A fresh install of GrapheneOS has far lower idle power usage than the stock Pixel OS. Power usage while active is comparable. Making a similar setup to the stock Pixel OS by installing sandboxed Google Play and a couple dozen apps doing a bit of background work will result in similar battery life.
GrapheneOS doesn't come doesn't come with anything keeping open a push connection and barely has any scheduled work. Waking every 8 hours for update checks doesn't use significant power. It doesn't have better battery life due to any major efficiency improvements but rather the lack of bloatware.
Installing sandboxed Google Play on GrapheneOS results in having a push connection for Firebase Cloud Messaging and doing a lot more work in the background. Idle power usage will still tend to be better than the stock Pixel OS, but adding more apps to match their bloatware will make it comparable.
Battery life heavily varies based on apps, networks and OS configuration. Many people end up with far better battery life on GrapheneOS and many people end up with far worse battery life due to differences in how they set up their devices. It's easy to end up with either result with simple choices.
Installing Signal in a profile without sandboxed Google Play and granting the power optimization exception it requests is enough to destroy battery life and end up worse than the stock Pixel OS. The power efficient choices are either using Molly with UnifiedPush (Signal fork) or Signal with FCM.
Running both sandboxed Google Play and an efficient UnifiedPush app can have competitive battery life with the stock Pixel OS. Those should be the only 1-2 battery optimization exceptions for most users. Signal's fallback push will drain more power than all the bloatware in the stock OS itself.

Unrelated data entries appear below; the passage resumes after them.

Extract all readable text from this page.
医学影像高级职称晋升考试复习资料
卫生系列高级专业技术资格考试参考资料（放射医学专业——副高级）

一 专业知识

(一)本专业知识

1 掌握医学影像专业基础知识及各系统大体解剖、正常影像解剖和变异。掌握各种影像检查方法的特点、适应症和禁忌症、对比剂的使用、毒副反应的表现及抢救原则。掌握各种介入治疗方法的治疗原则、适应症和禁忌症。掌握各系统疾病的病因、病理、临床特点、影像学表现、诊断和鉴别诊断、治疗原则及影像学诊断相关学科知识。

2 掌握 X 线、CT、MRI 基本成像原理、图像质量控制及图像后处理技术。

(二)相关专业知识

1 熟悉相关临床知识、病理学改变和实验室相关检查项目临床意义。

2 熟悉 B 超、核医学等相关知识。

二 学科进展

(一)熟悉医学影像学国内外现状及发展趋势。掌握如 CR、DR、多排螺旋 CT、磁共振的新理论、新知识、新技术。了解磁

On a Google Mobile Services OS, Play services is built into the OS as a highly privileged component with immense access and handles work across profiles.

Sandboxed Google Play are regular sandboxed apps without any special access. Each installation in a separate profile is entirely independent.

Setting up a work profile, Private Space and secondary user on the stock Pixel OS results in all 3 secondary profiles using the global Play services instance running in the Owner user for a shared FCM push connection, etc. Installing sandboxed Google Play in 4 profiles would run 4 FCM connections.
Network-based location is much more power efficient than the power hungry GNSS radio for satellite-based location. Maps/navigation apps will continuously use both when available but many apps will avoid using GNSS to save power if network-based location is available, so it can save a lot of power.
For GrapheneOS, network-based location is an opt-in feature in the Owner user setup. For Google Mobile Services Android, it's opt-out there and you'll be regularly nagged to enable it if you didn't. It's a common pitfall since people expect indoor location positioning and it can save a bit of power.
Cellular, Wi-Fi and Bluetooth are power hungry. 5G is particularly power hungry prior to the improved cellular radio in 9th/10th gen Pixels with the exception of the Pixel 9a. Either way, setting the cellular mode to 4G (meaning 4G and below) or the GrapheneOS 4G-only mode can save a lot of power.
@GrapheneOS Is Bluetooth the reason audio uses more battery than video and display combined?
@tarxz Bluetooth Low Energy (BLE) is much more efficient than traditional Bluetooth along with having better privacy features. Most accessories should be BLE by now but adoption isn't very good. BLE Audio is much more efficient than doing it the traditional way. It's still going to drain a fair bit of power but drastically less than more inefficient implementations. It's important to use modern, well made Bluetooth accessories with proper updates and make sure to apply the firmware updates.
@GrapheneOS Would different audio formats (opus,flac,mp3,aac) decrease the audio battery usage for headphones that do not support BLE?